Address correspondence and reprint requests to Dr. Morten Blinkenberg, Neurobiology Research Unit 9201, Rigshospitalet, 9 Blegdamsvej, DK-2100 Copenhagen, Denmark; e-mail: blink{at}pet.rh.dk

OBJECTIVE: To study the time-related changes in cerebral metabolic rate of glucose (CMRglc) in MS patients and to correlate these with changes in MRI lesion load and disability.

BACKGROUND: Measurements of MRI lesion load and neurologic disability are used widely to monitor disease progression in longitudinal studies of MS patients, but little is known about the associated changes in cerebral neural function.

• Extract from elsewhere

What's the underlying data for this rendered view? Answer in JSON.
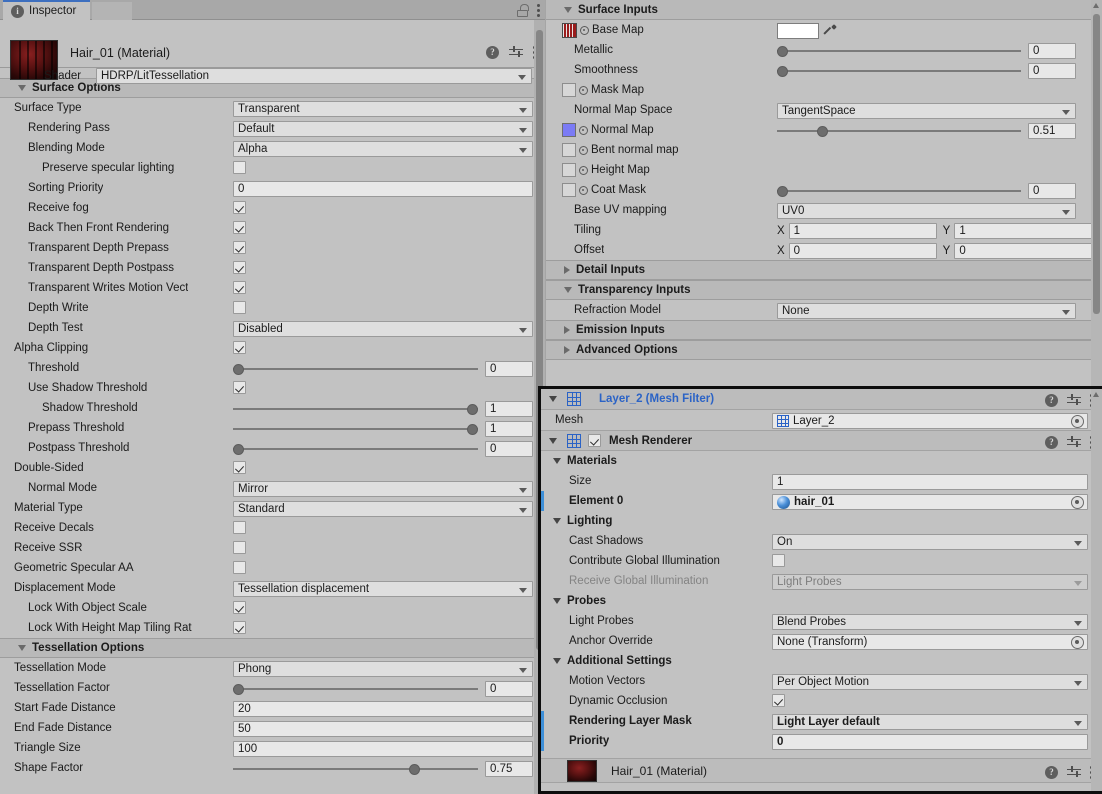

METHODS: The authors studied 10 patients with clinically definite MS who underwent serial measurements of CMRglc, MRI T2-weighted total lesion area (TLA), and clinical evaluation of disability (Expanded Disability Status Scale [EDSS]) over a period of approximately 2 years (three examinations). CMRglc was calculated using PET and 18-fluorodeoxyglucose (FDG).

RESULTS: The global cortical CMRglc decreased with time (p < 0.001) and the most pronounced reductions of CMRglc were detected in frontal and parietal cortical areas. There was a statistically significant increase of disability (p < 0.01) and TLA (p < 0.05) measurements during the study, but changes in CMRglc were not correlated to changes in TLA and EDSS.

CONCLUSIONS: Global cortical cerebral metabolism in MS is decreased significantly during a 2-year observation period, suggesting a deterioration of cortical activity with disease progression. The time-related changes of cortical CMRglc are statistically stronger than changes in TLA measurements and neurologic disability, and might be a useful secondary measure of treatment efficacy.